Although 2021 was the year of decentralized finance, it was also affected by several hacks and security incidents. Cross-chain bridges in particular pose a significant threat to user funds.
The portal takes a very different approach to cross-chain value transfer by leveraging the bitcoin network.
Funds are not secure with a cross-chain bridge
If there is one lesson for DeFi enthusiasts to remember, it is how cross-chain bridges pose a significant risk. There have been half a dozen incidents over the past few months, all of which have put user funds at stake.
Although the amount of money lost to hackers is somewhat limited, these exploits should not be allowed to exist in the first place.
Wasn’t the wormhold replenished to 120,000 ETH for the hackers who returned over $600 million to Poly Network and Jump Crypto; The situation will be very bad.
The potential loss of funds is a serious threat to the decentralized finance industry. While this technique makes sense to move value between chains, the model introduces unnecessary moves and risks.
Wrapping tokens, creating assets on another chain, using validators, and other centralization aspects make this model counterproductive and unstable. This is not viable in a decentralized industry.
Neil Player of crypto security engineering firm Staghead Crypto says:
“Cross-chain bridges present a unique set of security risks and exploits like these are no surprise.
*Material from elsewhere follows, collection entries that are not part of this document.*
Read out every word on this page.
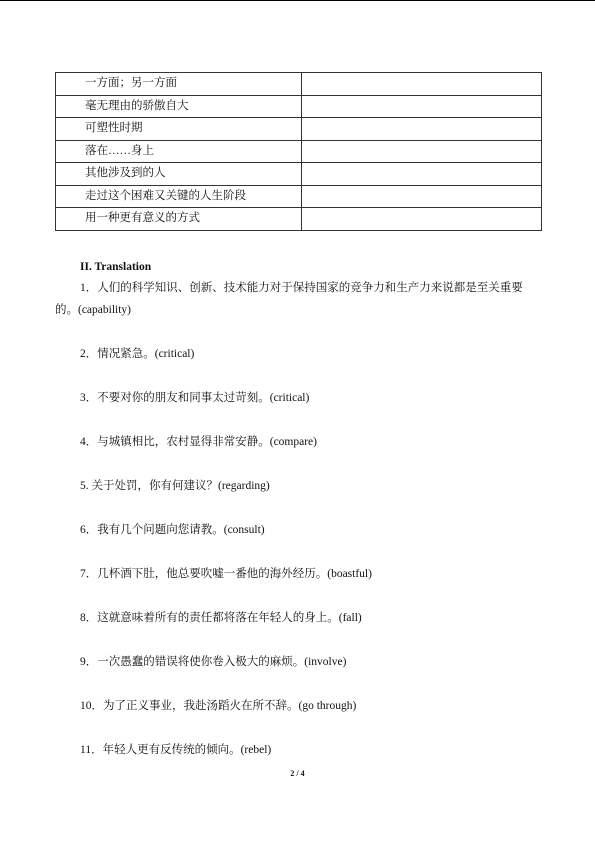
一方面；另一方面	
毫无理由的骄傲自大	
可塑性时期	
落在……身上	
其他涉及到的人	
走过这个困难又关键的人生阶段	
用一种更有意义的方式	
II. Translation
1．人们的科学知识、创新、技术能力对于保持国家的竞争力和生产力来说都是至关重要
的。(capability)
2．情况紧急。(critical)
3．不要对你的朋友和同事太过苛刻。(critical)
4．与城镇相比，农村显得非常安静。(compare)
5. 关于处罚，你有何建议？(regarding)
6．我有几个问题向您请教。(consult)
7．几杯酒下肚，他总要吹嘘一番他的海外经历。(boastful)
8．这就意味着所有的责任都将落在年轻人的身上。(fall)
9．一次愚蠢的错误将使你卷入极大的麻烦。(involve)
10．为了正义事业，我赴汤蹈火在所不辞。(go through)
11．年轻人更有反传统的倾向。(rebel)
2 / 4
It is a reminder of how bleeding edge is the lot of applications running on top of the blockchain. Similar to what happened at the wormhole. Exploitation is expected to cause growing pain as the technology and technology associated with bridging assets mature.”
The introduction of the centralization aspect puts user funds at risk. Plus, it shows how bad things can get when developers forget to validate all “guardian” accounts like Wormhole.
Although that aspect has now been sorted out, its very existence raises the eyebrows of many in the first place. When decentralization and trust are not 100% guaranteed, cross-chain bridges are not the solution people are looking for.
A Different Approach by Portal
Now that it is clear that cross-chain bridges are a security risk, new solutions need to be found.
The team behind the portal has taken a different approach, while still letting users exchange value across different networks. The portal is a cross-chain DEX built on bitcoin and does not require any wrapped tokens or third-party custody.
Instead, all transactions rely on a peer-to-peer approach. Both the parties lock the funds during the process of the transaction. If all goes well, the values will be exchanged directly between peers.
However, if there is a problem, the transaction is rolled back, and the participants keep their original assets. A straightforward approach that does not introduce centralization in any way removes the attack vectors affecting cross-chain bridges from the equation.
The portal lets users trade native layer-1 assets across different blockchains through its peer-to-peer swapping approach.
Not dealing with wrapped tokens or validators that process transactions is an important step. Furthermore, the peer-to-peer aspect ensures that there are no unexpected delays, blocked funds, exploits or other loopholes when using cross-chain bridges.
It is necessary to search for value transfers that do not involve cross-chain bridges. Even Vitalik Buterin is concerned about the security of these bridge-based solutions and how a 51% attack could affect them.
A blockchain can recover 51% of attachments faster, but a cross-chain bridge allows criminals to steal funds by placing tokens on another chain.
No further methods need to be introduced to put the users’ assets at risk in any way.